De onderzoekers hebben dit fenomeen ook in euros uitgedrukt. Het verlies van de superette is in termen van een verslechtering van het welbevinden van een huishouden een verlies gelijk aan dat van een dertiende maand inkomen (2155 euro per jaar). Dezelfde constatering geldt voor de afstand van de zogeheten « dichtbij-voorzieningen », dat wil zeggen voor de tijd nodig naar om een naburige gemeente te gaan die wel voorzieningen, diensten, winkels, onderwijs- en gezondheidsinstellingen heeft. In 30 procent van de op dit gebied minst gezegende gemeenten waarvan de inwoners meer dan 25 minuten moeten rijden -dat betreft 5 miljoen mensen- is de mogelijkheid van een aktie van de « gilets jaunes » veel groter dan het nationale gemiddelde.
De onderzoekers hebben ook een verband gelegd tussen deze malaise van de bevolking en het niet meer stemmen bij de twee laatste presidents- verkiezingen. Zij trekken een aantal conclusies hoe de lokale politiek veel efficiënter kan zijn.
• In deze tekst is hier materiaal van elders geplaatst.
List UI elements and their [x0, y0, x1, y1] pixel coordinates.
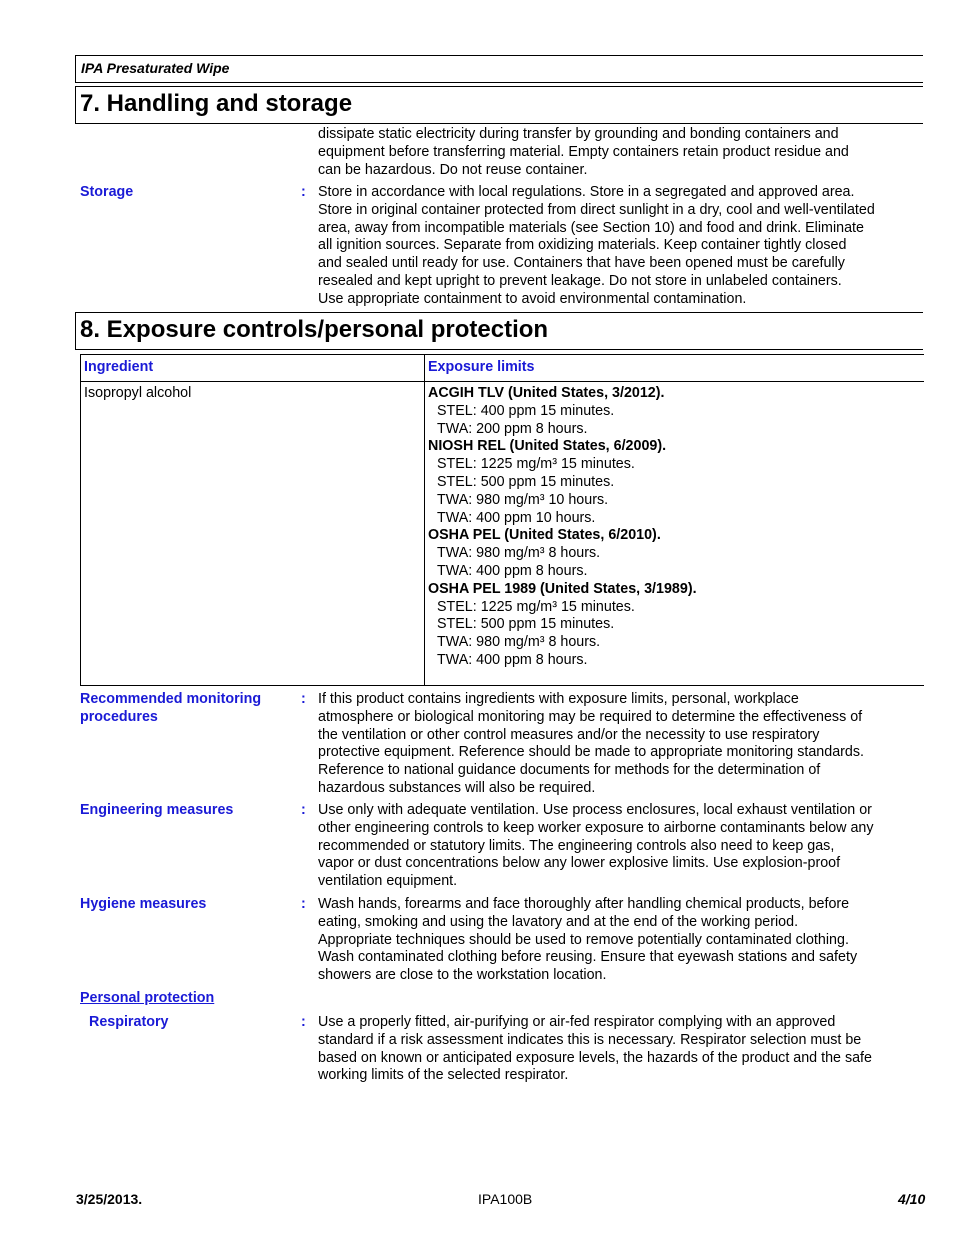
limit-value: STEL: 400 ppm 15 minutes. [437, 402, 615, 419]
storage-label: Storage [80, 184, 134, 200]
limit-org: OSHA PEL (United States, 6/2010). [428, 527, 661, 544]
text-line: Wash contaminated clothing before reusing. Ensure that eyewash stations and safety [318, 949, 858, 966]
section-7-heading [75, 86, 923, 124]
text-line: Appropriate techniques should be used to remove potentially contaminated clothing. [318, 931, 849, 948]
text-line: the ventilation or other control measures and/or the necessity to use respiratory [318, 726, 820, 743]
text-line: protective equipment. Reference should be made to appropriate monitoring standards. [318, 744, 864, 761]
footer-page: 4/10 [898, 1191, 926, 1207]
limit-value: STEL: 1225 mg/m³ 15 minutes. [437, 598, 635, 615]
text-line: vapor or dust concentrations below any lower explosive limits. Use explosion-proof [318, 855, 841, 872]
limit-value: TWA: 200 ppm 8 hours. [437, 420, 588, 437]
limit-org: OSHA PEL 1989 (United States, 3/1989). [428, 580, 697, 597]
text-line: showers are close to the workstation location. [318, 967, 607, 984]
text-line: Store in accordance with local regulations. Store in a segregated and approved area. [318, 184, 855, 200]
personal-protection-label: Personal protection [80, 990, 215, 1006]
footer-code: IPA100B [478, 1191, 533, 1207]
text-line: and sealed until ready for use. Containers that have been opened must be carefully [318, 255, 845, 272]
text-line: resealed and kept upright to prevent leakage. Do not store in unlabeled containers. [318, 272, 842, 289]
label-line: procedures [80, 708, 158, 725]
respiratory-text [318, 1014, 924, 1085]
monitoring-label [80, 691, 295, 727]
monitoring-colon: : [301, 691, 306, 707]
limit-org: ACGIH TLV (United States, 3/2012). [428, 385, 665, 401]
table-header-row [81, 355, 924, 382]
text-line: recommended or statutory limits. The engineering controls also need to keep gas, [318, 837, 835, 854]
product-name: IPA Presaturated Wipe [81, 60, 230, 76]
section-8-heading [75, 312, 923, 350]
exposure-limits-table [80, 354, 924, 686]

Zij pleiten ervoor dat de centrale overheidspolitiek zich niet meer zozeer laat leiden door simpele economische criteria maar veeleer door het verbeteren van het leefklimaat. Parijs moet afstand nemen van zijn centralistische politiek en de lokale overheden bijstaan in de ondersteuning van lokale projecten: het subsidiëren van een arts, het helpen om weer een café te krijgen…. . » De onderzoekers pleiten ook voor de afschaffing van fiscale voordelen voor vestiging van bedrijven in de door de staat bepaalde zones voor revitalisering van het platteland. De daaraan bestede honderden miljoenen euros laten weinig of geen positieve effecten voor de werkgelegenheid en bedrijvigheid in de betrokken gemeenten zien. Bovendien betreft deze politiek maar de helft van de Franse gemeenten. De onderzoekers: « Het is veel beter dat de burgemeesters of intercommunale besturen mogen beslissen wat in hun situatie het beste is: een kruidenierswinkel, een vrouwenarts, een café, een voetbal-of rugbyclub ….. »
Ik ben benieuwd wat de invloed van dit rapport is op de campagnes voor de gemeenteraadsverkiezingen van 15 en 22 maart, die zoals overal gebruikelijk ook een strijdtoneel voor de landelijke politieke partijen zijn en met name van belang voor de LREM , de partij van Macron. Duidelijk is wel volgens ander onderzoek dat waar de Franse overheid zich terugtrekt en dat betreft hier vooral het platteland, de rechts-extremistische partij Rassemblement National van Marine Le Pen duidelijk aan de winnende hand is.